Recent quarterly results from global streaming giants Netflix and Disney+ show subscriber growth in North America is slowing or turning negative, but in Europe’s biggest market, German TV giant RTL Group is betting because there’s still plenty of room for growth. .
On Wednesday, RTL launched an ambitious new streaming service that is the first of its kind to combine video streaming with movies, series and news content, a music streaming service that offers over 90 million songs and even 100 radio channels. .
The app, RTL+ Musik, aims to steer users away from major US platforms rather than expanding the overall streaming market in Germany. The German-language service is also betting that local audiences have an appetite for local content that the big ones aren’t getting. Currently, the company’s RTL+ video service has approximately 3.4 million paying subscribers. With the new service, RTL hopes to double it in the next four or five years. Together with RTL’s Dutch streamer Videoland, the company aims to grow to 10 million streaming subscribers by 2026.
RTL+Musik will cost $10.17 (€9.99) per month for the first six months, then it will increase to $13.23 (€12.99) per month. A smaller offer is also available, costing $5.08 (€4.99) per month, as well as an ad-supported free tier. In comparison, a Netflix subscription in Germany costs €7.99 to €17.99 ($8.14 to $18.32) per month, depending on the plan. Disney+ costs German subscribers €8.99 per month or €89.90 ($9.16/$91.60) per year.
At its core, RTL+ Musik is a cable-style bundling game: a gamble that consumers will be willing to pay a slightly higher price for significantly more diverse content. In addition to series, movies, news and music, RTL plans to continue adding streaming offerings, with podcasts, audiobooks and read-only magazine subscription services joining RTL+ next year. The content will come from various divisions of RTL’s parent company Bertelsmann, which counts publisher Penguin Random House, audiobook group AudioNow and magazine publisher Gruner + Jahr among its subsidiaries. However, the music is outsourced and provided under a license agreement with French music streamer Deezer.

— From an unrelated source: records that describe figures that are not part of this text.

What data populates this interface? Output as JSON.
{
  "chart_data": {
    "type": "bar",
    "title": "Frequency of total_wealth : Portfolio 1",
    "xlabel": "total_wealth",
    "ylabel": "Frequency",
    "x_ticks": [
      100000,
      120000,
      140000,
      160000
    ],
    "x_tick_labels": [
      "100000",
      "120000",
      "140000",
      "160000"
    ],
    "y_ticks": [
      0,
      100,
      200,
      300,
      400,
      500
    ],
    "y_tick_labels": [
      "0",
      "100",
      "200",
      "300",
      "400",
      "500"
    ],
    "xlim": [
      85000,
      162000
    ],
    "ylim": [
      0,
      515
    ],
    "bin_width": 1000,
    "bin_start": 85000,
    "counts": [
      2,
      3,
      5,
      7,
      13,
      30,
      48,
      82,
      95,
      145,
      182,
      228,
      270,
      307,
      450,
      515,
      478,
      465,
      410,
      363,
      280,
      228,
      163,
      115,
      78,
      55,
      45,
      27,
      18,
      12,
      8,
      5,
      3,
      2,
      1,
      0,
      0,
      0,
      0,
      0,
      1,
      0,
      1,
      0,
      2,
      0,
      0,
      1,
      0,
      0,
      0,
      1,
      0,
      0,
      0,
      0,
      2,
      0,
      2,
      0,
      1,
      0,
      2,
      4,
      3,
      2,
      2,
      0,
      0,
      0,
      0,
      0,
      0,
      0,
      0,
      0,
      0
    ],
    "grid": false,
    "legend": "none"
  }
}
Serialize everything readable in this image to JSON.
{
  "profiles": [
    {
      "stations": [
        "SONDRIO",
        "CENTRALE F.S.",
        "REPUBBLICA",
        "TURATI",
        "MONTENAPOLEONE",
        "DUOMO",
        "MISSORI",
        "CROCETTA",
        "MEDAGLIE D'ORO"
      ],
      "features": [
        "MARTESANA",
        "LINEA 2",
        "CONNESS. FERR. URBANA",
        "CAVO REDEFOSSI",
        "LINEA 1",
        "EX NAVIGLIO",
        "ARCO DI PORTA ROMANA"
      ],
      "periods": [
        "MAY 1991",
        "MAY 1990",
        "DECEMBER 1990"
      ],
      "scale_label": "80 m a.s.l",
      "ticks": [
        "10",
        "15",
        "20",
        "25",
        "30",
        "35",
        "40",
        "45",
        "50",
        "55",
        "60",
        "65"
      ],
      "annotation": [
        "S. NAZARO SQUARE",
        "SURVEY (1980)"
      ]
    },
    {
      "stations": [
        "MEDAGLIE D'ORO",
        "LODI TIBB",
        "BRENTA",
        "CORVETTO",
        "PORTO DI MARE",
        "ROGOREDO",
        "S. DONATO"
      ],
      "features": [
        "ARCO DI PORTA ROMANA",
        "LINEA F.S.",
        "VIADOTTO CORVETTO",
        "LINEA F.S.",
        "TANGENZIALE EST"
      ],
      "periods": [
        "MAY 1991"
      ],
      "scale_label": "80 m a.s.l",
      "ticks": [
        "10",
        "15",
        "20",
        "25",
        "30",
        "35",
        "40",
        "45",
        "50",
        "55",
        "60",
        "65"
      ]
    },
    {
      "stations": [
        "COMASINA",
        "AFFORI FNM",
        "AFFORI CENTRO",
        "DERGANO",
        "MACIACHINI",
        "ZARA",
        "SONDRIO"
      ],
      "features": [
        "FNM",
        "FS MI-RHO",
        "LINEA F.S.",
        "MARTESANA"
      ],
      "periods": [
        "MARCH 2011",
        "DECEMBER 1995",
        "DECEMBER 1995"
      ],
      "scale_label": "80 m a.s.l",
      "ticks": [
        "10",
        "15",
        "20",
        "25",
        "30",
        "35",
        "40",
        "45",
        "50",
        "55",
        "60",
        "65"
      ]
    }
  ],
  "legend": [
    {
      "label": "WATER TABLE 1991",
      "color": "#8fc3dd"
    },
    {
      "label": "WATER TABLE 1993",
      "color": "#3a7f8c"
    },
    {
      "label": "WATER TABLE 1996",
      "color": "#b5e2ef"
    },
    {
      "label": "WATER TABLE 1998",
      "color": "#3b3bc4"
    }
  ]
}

This can be a risky move. While the German streaming market continues to grow, European markets tend to follow, lagging behind the US, where growth has slowed. Netflix has lost subscribers for two straight quarters and Disney’s domestic growth has been sluggish, adding just 100,000 new subscribers in North America in the last quarter, compared to 1.5 million in the previous three months.

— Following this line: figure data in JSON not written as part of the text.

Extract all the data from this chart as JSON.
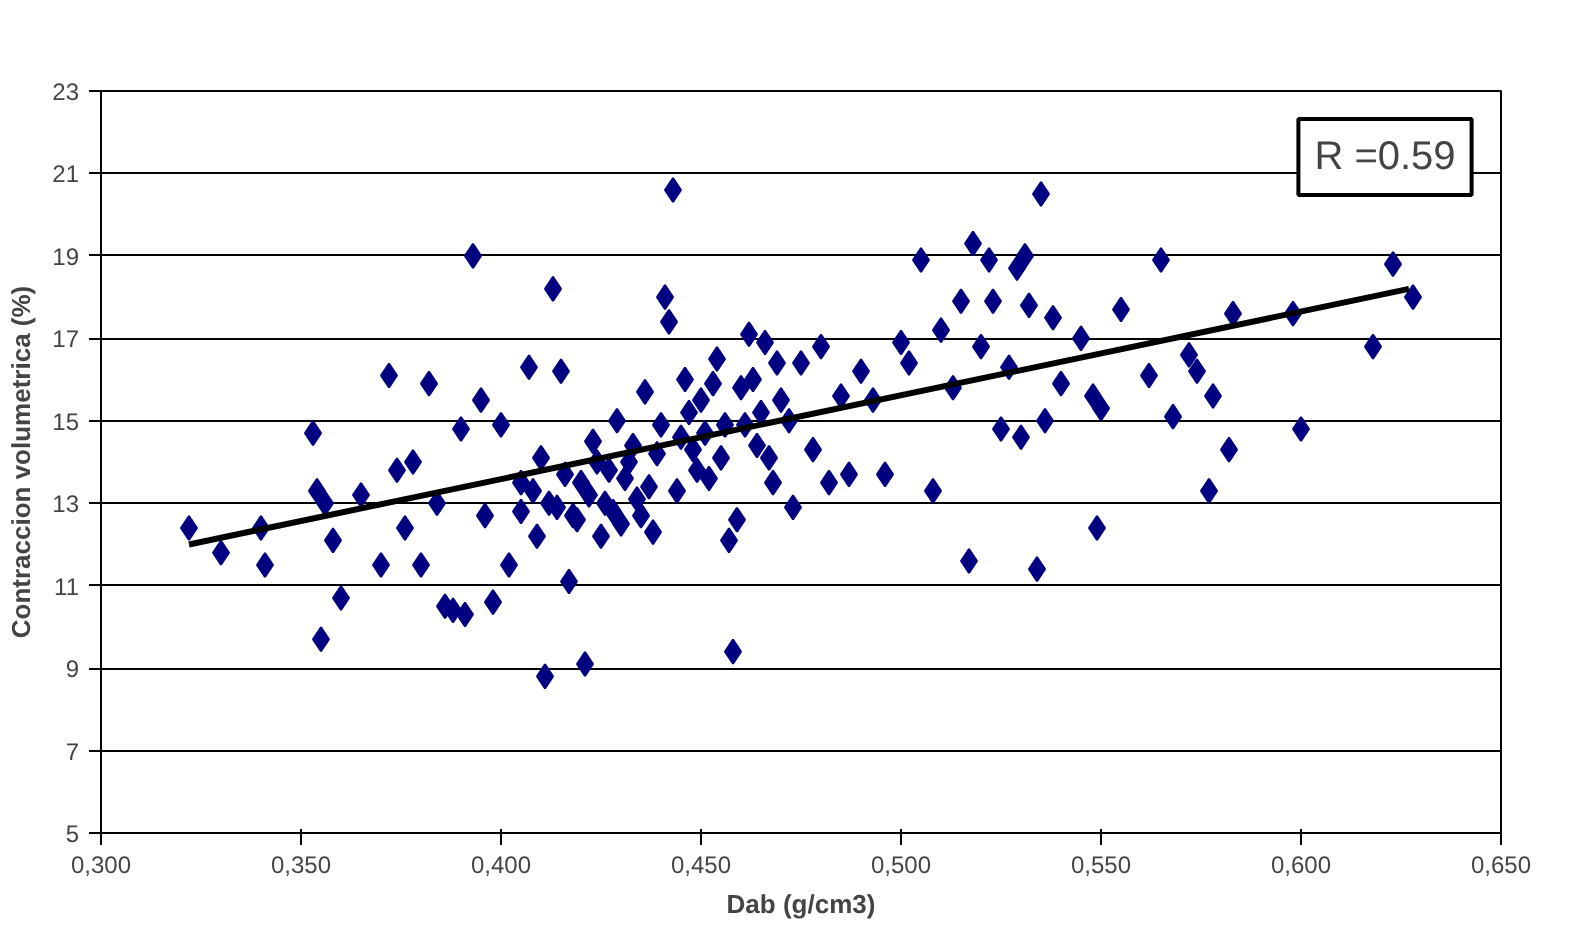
{
  "chart_data": {
    "type": "scatter",
    "xlabel": "Dab (g/cm3)",
    "ylabel": "Contraccion volumetrica (%)",
    "xlim": [
      0.3,
      0.65
    ],
    "ylim": [
      5,
      23
    ],
    "xticks": [
      {
        "value": 0.3,
        "label": "0,300"
      },
      {
        "value": 0.35,
        "label": "0,350"
      },
      {
        "value": 0.4,
        "label": "0,400"
      },
      {
        "value": 0.45,
        "label": "0,450"
      },
      {
        "value": 0.5,
        "label": "0,500"
      },
      {
        "value": 0.55,
        "label": "0,550"
      },
      {
        "value": 0.6,
        "label": "0,600"
      },
      {
        "value": 0.65,
        "label": "0,650"
      }
    ],
    "yticks": [
      5,
      7,
      9,
      11,
      13,
      15,
      17,
      19,
      21,
      23
    ],
    "grid": "y",
    "marker": "diamond",
    "annotations": [
      "R =0.59"
    ],
    "series": [
      {
        "color": "#000080",
        "x": [
          0.322,
          0.33,
          0.34,
          0.341,
          0.353,
          0.354,
          0.355,
          0.356,
          0.358,
          0.36,
          0.365,
          0.37,
          0.372,
          0.374,
          0.376,
          0.378,
          0.38,
          0.382,
          0.384,
          0.386,
          0.388,
          0.39,
          0.391,
          0.393,
          0.395,
          0.396,
          0.398,
          0.4,
          0.402,
          0.405,
          0.407,
          0.409,
          0.41,
          0.411,
          0.412,
          0.413,
          0.415,
          0.417,
          0.418,
          0.42,
          0.421,
          0.423,
          0.425,
          0.427,
          0.429,
          0.43,
          0.432,
          0.434,
          0.436,
          0.438,
          0.44,
          0.441,
          0.442,
          0.443,
          0.444,
          0.446,
          0.448,
          0.45,
          0.452,
          0.454,
          0.456,
          0.457,
          0.458,
          0.459,
          0.46,
          0.462,
          0.464,
          0.466,
          0.468,
          0.47,
          0.473,
          0.475,
          0.478,
          0.48,
          0.482,
          0.485,
          0.487,
          0.49,
          0.493,
          0.496,
          0.5,
          0.502,
          0.505,
          0.508,
          0.51,
          0.513,
          0.515,
          0.517,
          0.518,
          0.52,
          0.522,
          0.523,
          0.525,
          0.527,
          0.529,
          0.53,
          0.531,
          0.532,
          0.534,
          0.535,
          0.536,
          0.538,
          0.54,
          0.545,
          0.548,
          0.549,
          0.55,
          0.555,
          0.562,
          0.565,
          0.568,
          0.572,
          0.574,
          0.577,
          0.578,
          0.582,
          0.583,
          0.598,
          0.6,
          0.618,
          0.623,
          0.628,
          0.405,
          0.408,
          0.414,
          0.416,
          0.419,
          0.422,
          0.424,
          0.426,
          0.428,
          0.431,
          0.433,
          0.435,
          0.437,
          0.439,
          0.445,
          0.447,
          0.449,
          0.451,
          0.453,
          0.455,
          0.461,
          0.463,
          0.465,
          0.467,
          0.469,
          0.472
        ],
        "values": [
          12.4,
          11.8,
          12.4,
          11.5,
          14.7,
          13.3,
          9.7,
          13.0,
          12.1,
          10.7,
          13.2,
          11.5,
          16.1,
          13.8,
          12.4,
          14.0,
          11.5,
          15.9,
          13.0,
          10.5,
          10.4,
          14.8,
          10.3,
          19.0,
          15.5,
          12.7,
          10.6,
          14.9,
          11.5,
          13.5,
          16.3,
          12.2,
          14.1,
          8.8,
          13.0,
          18.2,
          16.2,
          11.1,
          12.7,
          13.5,
          9.1,
          14.5,
          12.2,
          13.8,
          15.0,
          12.5,
          14.0,
          13.1,
          15.7,
          12.3,
          14.9,
          18.0,
          17.4,
          20.6,
          13.3,
          16.0,
          14.3,
          15.5,
          13.6,
          16.5,
          14.9,
          12.1,
          9.4,
          12.6,
          15.8,
          17.1,
          14.4,
          16.9,
          13.5,
          15.5,
          12.9,
          16.4,
          14.3,
          16.8,
          13.5,
          15.6,
          13.7,
          16.2,
          15.5,
          13.7,
          16.9,
          16.4,
          18.9,
          13.3,
          17.2,
          15.8,
          17.9,
          11.6,
          19.3,
          16.8,
          18.9,
          17.9,
          14.8,
          16.3,
          18.7,
          14.6,
          19.0,
          17.8,
          11.4,
          20.5,
          15.0,
          17.5,
          15.9,
          17.0,
          15.6,
          12.4,
          15.3,
          17.7,
          16.1,
          18.9,
          15.1,
          16.6,
          16.2,
          13.3,
          15.6,
          14.3,
          17.6,
          17.6,
          14.8,
          16.8,
          18.8,
          18.0,
          12.8,
          13.3,
          12.9,
          13.7,
          12.6,
          13.2,
          14.0,
          13.0,
          12.8,
          13.6,
          14.4,
          12.7,
          13.4,
          14.2,
          14.6,
          15.2,
          13.8,
          14.7,
          15.9,
          14.1,
          14.9,
          16.0,
          15.2,
          14.1,
          16.4,
          15.0
        ]
      },
      {
        "type": "line",
        "color": "#000000",
        "marker": "none",
        "x": [
          0.322,
          0.627
        ],
        "values": [
          12.0,
          18.2
        ]
      }
    ]
  }
}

But RTL and Bertelsmann accepted the transmission impulse. The broadcaster plans to triple its investment in original content, from around €200 million ($231 million) a year to €600 million ($692 million) by 2026, spending both on new series commissions and on platform technology and infrastructure.
Source: Hollywood Reporter

Camila Luna is a writer at Gossipify, where she covers the latest movies and television series. With a passion for all things entertainment, Camila brings her unique perspective to her writing and offers readers an inside look at the industry. Camila is a graduate from the University of California, Los Angeles (UCLA) with a degree in English and is also a avid movie watcher.